«Travolge un vigile per sfuggire all’alt e scappa contromano»: 21enne si costituisce nella notte a Catania
Un giovane motociclista catanese senza casco ha forzato un posto di blocco a Picanello, travolgendo un agente della Polizia Locale prima di darsi alla fuga. Il presunto responsabile, un ventunenne poi identificato tramite le telecamere, si è costituito nella notte ed è stato posto agli arresti domiciliari; unanime la condanna delle istituzioni cittadine per il grave episodio.
Momenti di alta tensione si sono vissuti nel quartiere di Picanello, a Catania, dove un ordinario controllo stradale si è trasformato in un grave episodio di cronaca. Secondo la ricostruzione degli inquirenti, durante un posto di blocco in via Cavaliere, un motociclista che viaggiava sprovvisto di casco protettivo avrebbe ignorato l’alt imposto dalla Polizia Locale. Nel tentativo di eludere le verifiche, il conducente avrebbe accelerato bruscamente, investendo un agente e causandogli diversi traumi fisici.
La fuga contromano e l’identificazione
Subito dopo l’impatto, il ragazzo si sarebbe dato a una rocambolesca fuga attraversando svariate vie della città, procedendo anche contromano per far perdere le proprie tracce. L’azione investigativa dei colleghi del vigile ferito non si è fatta attendere: l’immediata acquisizione delle immagini registrate dai sistemi di videosorveglianza della zona ha permesso di risalire in tempi ristretti all’identità del centauro.
Sentendosi braccato, nel cuore della notte il 21enne si è presentato spontaneamente presso il comando della Municipale accompagnato dal proprio legale di fiducia. Di fronte alle contestazioni, il giovane avrebbe ammesso le proprie responsabilità. Nell’ipotesi investigativa, il ragazzo deve rispondere dei reati di resistenza a pubblico ufficiale, fuga pericolosa e lesioni personali.
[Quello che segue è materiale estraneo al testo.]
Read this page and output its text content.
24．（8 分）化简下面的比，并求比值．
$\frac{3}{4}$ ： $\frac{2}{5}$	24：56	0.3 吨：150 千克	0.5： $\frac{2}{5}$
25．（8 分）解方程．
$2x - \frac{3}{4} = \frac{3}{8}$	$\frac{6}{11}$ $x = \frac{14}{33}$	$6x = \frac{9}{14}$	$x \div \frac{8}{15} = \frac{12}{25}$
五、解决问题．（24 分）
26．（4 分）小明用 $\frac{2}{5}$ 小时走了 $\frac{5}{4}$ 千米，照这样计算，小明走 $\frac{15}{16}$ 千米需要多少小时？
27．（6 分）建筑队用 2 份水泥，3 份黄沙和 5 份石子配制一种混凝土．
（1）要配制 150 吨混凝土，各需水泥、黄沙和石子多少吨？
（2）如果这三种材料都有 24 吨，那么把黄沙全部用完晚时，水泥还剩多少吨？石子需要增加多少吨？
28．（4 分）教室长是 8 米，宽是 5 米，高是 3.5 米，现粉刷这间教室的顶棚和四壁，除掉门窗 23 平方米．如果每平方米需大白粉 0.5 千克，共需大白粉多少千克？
L’autorità giudiziaria ha disposto per lui la misura cautelare degli arresti domiciliari, mentre il veicolo a due ruote è stato sottoposto a sequestro amministrativo.
La nota dell’amministrazione comunale
I vertici dell’amministrazione etnea e del corpo di polizia cittadino – il sindaco Trantino, l’assessore alla Polizia Locale Coppolino, il comandante Peruga e il vice Blasco – hanno diramato una nota congiunta per commentare l’accaduto: “L’episodio rappresenta un ulteriore grave segnale di degrado civile e morale, ma conferma anche il deciso cambio di passo della Polizia Municipale di Catania. Il responsabile, dopo non essersi fermato all’alt della polizia e aver dato vita a una fuga pericolosa, è stato infatti rintracciato e arrestato nel giro di poche ore. Un monito a chi pensa di poter agire nell’illegalità poiché la Polizia Locale con le altre Forze dell’Ordine e anche autonomamente, opera con determinazione e senza alcun timore di fronte a comportamenti illeciti e violenti. Un plauso va alla sezione motociclisti e alla sezione di Polizia Giudiziaria e a tutto il corpo della Polizia Locale per il lavoro rapido ed efficace di ricostruzione dei fatti. Avevamo assunto l’impegno di una Polizia Municipale efficace ed è questo l’obiettivo che continuiamo a perseguire ogni giorno. All’agente ferito, fortunatamente in modo non grave, rivolgiamo la nostra vicinanza con l’augurio di un pronto ritorno in servizio”.
Le persone coinvolte sono da considerarsi innocenti fino a eventuale sentenza definitiva di condanna, nel pieno rispetto del principio di presunzione di innocenza. Chiunque voglia esercitare il diritto di replica può farlo nei modi e nei termini previsti dalla legge.